Looking at the direct competition, which, based on current GPU prices, would be the AMD RX 6600 or RX 6650 XT and the Nvidia RTX 3050, things are a bit messy. Let's just get this out of the way and say that the RTX 3050 ends up hopelessly outclassed. That was already true with the RX 6600, and the Arc A750 can pour some salt into the wound. But the AMD cards aren't going to roll over so easily.
In short, AMD promises good performance and excellent value for people that aren't worried about ray tracing or fancy schmancy AI upscaling technologies. On the other hand, Intel and Nvidia offer much better ray tracing performance along with matrix cores that can boost machine learning and AI performance.
With 28 Xe-Cores and a nominal 2050 MHz boost clock — and we say "nominal" because, as you'll see later, the Arc A750 easily exceeded that mark in our testing — Intel offers 14.7 teraflops of graphics compute performance. For deep learning and AI workloads, the A750 can perform 118 teraflops of FP16 calculations, or double that for INT8 work with 235 teraops of compute.

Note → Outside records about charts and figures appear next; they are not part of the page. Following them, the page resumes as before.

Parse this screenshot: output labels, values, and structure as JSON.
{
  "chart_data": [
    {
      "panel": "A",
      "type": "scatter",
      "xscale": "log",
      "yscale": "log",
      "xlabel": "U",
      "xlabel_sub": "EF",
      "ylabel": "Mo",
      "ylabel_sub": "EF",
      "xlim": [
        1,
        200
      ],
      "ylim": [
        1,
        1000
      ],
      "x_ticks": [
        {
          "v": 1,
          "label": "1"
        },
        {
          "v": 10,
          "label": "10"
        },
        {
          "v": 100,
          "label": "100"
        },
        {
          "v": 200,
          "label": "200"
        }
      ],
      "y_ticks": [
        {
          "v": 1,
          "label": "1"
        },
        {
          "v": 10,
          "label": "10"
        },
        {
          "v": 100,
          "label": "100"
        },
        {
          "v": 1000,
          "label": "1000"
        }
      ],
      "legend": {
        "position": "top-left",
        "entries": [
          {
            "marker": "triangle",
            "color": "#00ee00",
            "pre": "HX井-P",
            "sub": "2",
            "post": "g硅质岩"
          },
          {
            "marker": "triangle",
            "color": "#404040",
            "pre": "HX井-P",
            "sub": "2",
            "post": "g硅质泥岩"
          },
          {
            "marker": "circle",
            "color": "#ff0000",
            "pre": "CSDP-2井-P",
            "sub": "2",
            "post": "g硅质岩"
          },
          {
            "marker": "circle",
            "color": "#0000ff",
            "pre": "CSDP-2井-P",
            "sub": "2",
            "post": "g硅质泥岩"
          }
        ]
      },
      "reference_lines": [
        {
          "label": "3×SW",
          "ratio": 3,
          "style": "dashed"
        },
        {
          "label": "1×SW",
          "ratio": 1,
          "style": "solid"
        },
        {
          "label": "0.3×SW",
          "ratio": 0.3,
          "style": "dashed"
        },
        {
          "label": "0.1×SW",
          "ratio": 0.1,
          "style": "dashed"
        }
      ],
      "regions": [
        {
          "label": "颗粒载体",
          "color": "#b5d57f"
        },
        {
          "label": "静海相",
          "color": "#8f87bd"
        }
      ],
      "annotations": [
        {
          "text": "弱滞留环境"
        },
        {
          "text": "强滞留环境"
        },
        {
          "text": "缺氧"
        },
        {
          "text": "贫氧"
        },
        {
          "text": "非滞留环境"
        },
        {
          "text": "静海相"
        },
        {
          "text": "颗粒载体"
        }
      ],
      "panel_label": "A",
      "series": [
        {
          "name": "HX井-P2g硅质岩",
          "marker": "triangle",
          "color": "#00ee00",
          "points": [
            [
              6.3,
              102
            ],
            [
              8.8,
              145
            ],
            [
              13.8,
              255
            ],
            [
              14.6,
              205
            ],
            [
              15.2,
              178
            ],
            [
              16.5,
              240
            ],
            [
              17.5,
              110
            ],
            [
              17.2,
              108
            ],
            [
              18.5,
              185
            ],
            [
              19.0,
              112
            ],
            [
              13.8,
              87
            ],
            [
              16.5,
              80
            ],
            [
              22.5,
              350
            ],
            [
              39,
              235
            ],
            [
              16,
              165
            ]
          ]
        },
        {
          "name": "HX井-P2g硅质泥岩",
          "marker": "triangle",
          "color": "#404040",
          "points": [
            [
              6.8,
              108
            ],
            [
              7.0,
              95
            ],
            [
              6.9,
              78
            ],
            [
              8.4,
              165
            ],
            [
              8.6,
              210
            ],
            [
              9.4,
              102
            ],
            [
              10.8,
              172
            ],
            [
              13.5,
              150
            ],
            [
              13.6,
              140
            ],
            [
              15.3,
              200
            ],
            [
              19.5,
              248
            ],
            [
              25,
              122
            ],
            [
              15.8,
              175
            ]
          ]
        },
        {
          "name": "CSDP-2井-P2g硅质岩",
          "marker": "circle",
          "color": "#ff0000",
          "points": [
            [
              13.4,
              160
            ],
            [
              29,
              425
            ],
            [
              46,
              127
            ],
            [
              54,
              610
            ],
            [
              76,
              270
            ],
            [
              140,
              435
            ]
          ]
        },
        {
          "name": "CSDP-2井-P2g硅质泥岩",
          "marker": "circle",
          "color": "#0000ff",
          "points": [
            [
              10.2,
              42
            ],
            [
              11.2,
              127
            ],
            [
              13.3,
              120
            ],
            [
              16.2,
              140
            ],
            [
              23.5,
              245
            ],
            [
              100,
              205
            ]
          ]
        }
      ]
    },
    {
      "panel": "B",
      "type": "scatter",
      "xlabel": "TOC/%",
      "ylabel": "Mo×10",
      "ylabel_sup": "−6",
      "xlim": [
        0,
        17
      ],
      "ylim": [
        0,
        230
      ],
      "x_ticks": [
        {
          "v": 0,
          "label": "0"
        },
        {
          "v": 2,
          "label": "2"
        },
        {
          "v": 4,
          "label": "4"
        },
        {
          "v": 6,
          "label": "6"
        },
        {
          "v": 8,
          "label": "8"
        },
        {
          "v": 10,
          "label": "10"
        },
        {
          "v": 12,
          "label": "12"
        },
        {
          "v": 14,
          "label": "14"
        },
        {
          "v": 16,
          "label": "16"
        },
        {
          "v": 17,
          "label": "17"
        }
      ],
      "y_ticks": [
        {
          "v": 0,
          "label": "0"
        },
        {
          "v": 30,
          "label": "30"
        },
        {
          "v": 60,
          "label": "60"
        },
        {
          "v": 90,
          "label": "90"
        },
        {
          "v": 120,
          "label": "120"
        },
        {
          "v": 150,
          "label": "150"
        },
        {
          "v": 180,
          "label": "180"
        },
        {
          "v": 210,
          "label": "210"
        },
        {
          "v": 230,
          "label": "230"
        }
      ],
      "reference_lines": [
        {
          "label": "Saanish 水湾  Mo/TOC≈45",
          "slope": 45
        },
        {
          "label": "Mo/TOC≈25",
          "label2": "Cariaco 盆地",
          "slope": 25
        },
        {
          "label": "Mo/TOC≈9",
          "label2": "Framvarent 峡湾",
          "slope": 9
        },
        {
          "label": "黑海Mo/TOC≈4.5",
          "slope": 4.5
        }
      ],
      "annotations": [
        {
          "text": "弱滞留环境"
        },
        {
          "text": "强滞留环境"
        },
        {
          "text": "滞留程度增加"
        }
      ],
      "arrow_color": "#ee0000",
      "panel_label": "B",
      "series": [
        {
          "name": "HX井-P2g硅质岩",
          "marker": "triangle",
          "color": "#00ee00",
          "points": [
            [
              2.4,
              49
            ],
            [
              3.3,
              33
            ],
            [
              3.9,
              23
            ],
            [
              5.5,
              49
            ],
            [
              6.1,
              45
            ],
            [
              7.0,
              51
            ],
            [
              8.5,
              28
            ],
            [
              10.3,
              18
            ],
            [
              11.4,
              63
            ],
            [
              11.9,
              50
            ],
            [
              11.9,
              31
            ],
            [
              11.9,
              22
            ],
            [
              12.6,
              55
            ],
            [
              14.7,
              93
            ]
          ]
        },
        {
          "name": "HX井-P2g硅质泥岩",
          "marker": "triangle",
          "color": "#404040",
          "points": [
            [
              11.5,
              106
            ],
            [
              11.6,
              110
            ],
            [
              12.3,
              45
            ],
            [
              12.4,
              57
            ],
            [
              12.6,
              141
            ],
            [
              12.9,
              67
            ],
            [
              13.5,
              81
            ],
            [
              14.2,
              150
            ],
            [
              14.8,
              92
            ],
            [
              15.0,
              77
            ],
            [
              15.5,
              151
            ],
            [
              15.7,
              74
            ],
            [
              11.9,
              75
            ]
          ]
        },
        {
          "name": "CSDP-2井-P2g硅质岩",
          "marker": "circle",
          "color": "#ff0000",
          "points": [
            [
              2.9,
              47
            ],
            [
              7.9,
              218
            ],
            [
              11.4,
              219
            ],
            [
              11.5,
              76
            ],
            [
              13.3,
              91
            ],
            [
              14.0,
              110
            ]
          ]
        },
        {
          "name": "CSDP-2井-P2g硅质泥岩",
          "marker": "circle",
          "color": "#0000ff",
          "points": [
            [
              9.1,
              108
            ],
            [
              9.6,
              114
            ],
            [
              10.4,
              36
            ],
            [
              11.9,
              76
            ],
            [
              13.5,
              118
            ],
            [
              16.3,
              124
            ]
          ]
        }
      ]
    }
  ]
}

Don't worry too much about the loss in precision, as companies like Google and Facebook have proven that 8-bits is sufficient for such work.
By comparison, AMD's RX 6650 XT has 10.8 teraflops of compute, while the RTX 3050 putters along with a meager 9.0 teraflops. Of course, that's on paper, and you can't just look at theoretical numbers to determine a winner — we've seen AMD's RDNA 2 chips punch well above their theoretical specs over the past two years. And that's why we run the benchmarks.